"Question: How are terms such as iambic and trochaic being applied? If
iambic is shorter+longer, then {one ear} is also iambic (of course, this
interpretation is tricky for stress-timed dialects). If not (i.e. short =
unstressed), wouldn't {two ears} be _1 spondaic_ foot rather than _2
trochaic_ feet?" I.K. PEYLOUGH, USA

English poetry has a large number of feet, and you are certainly right to a
certain extent even for prose.

For the linguist, however, the problem is a bit different because of a
suprasegmental phenomenon in English that is referred to as isochrony. The
stress pattern of an utterance may always be analyzed into two-mora feet
either trochaic or iambic. There will be dangling mora here and there, and
you may have to involve a silent mora from time to time, but basically it
works.

I was taught this both in Lille, France and Newcastle, Britain. The English
phonetic instructor even used the (improper) expression "silent stress" for
the silent foot between "or" and "not" in "To be or not to be", to obtain a
pentameter. But this was just an entertainment with poetry.

To come back to the point, it is best to consider that, in practice, only
trochaic and iambic feet are used in unsophisticated prose. The effect if
that of a more or less regular beat that is so characteristic of English and
strikes the ear of the attentive non-native analyst of English.

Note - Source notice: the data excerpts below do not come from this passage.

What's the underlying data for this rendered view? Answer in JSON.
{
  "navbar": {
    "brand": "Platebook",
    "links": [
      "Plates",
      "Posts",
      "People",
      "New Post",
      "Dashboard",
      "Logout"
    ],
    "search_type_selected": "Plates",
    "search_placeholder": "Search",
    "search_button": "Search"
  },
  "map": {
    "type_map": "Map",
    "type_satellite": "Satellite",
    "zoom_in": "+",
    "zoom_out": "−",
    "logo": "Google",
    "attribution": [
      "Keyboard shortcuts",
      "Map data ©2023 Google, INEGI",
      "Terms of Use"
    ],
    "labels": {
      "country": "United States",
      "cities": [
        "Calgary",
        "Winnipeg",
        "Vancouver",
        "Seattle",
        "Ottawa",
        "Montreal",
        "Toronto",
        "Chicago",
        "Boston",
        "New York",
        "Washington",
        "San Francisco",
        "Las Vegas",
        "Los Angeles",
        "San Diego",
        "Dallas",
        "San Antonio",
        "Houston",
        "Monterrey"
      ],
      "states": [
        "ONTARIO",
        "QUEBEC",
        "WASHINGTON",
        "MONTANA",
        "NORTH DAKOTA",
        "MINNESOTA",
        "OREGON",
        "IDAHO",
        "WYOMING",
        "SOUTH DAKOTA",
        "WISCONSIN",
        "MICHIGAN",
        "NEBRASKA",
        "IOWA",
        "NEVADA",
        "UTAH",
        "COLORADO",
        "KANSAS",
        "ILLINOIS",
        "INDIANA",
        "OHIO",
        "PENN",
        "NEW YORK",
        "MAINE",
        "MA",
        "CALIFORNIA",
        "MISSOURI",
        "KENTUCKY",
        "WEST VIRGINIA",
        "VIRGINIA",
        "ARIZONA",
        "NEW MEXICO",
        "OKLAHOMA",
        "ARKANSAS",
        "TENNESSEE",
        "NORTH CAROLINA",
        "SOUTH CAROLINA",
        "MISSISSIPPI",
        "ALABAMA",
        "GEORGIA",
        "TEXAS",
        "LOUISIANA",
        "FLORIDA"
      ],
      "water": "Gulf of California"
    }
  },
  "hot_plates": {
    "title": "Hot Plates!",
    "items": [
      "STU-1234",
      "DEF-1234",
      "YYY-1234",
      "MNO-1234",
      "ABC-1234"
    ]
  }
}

Isochrony is so important that I know some serious highschool teachers of
English in Europe use a metronome to train their students.

In the case of a term like <morning>, it occupies the space of a trochaic
foot and the second syllable corresponds to the second mora that is
unstressed . If you now consider <morning sun>, you have two feet; <sun>
fills the second foot, that is trochaic, too : | "mor °ning | '° sun |. You
will have noticed that <morning> and <sun> occupy each about the same space
of time.

Now the compound <morning sun> has its own stress pattern : <morning> has
the compound stress. So we have at two-tier system : each word has its own
stress pattern and the compound has it own "super" stress pattern.

Generally English tends to favour trochaic feet, whichever the tier
considered.

The theory is far from being perfect. For instance <infinitely>, as used in
plain English, will fall into two trochaic feet,
| "in °fi | 'nit °ly |, but, admitedly, | 'nit °ly | is not quite
comparable to | '°sun | in "morning sun".

Eventually there is the intonation pattern of the utterance to take into
consideration.

Well it would take hours to discuss this. I hope I didn't bore you with
things you probably know better than I.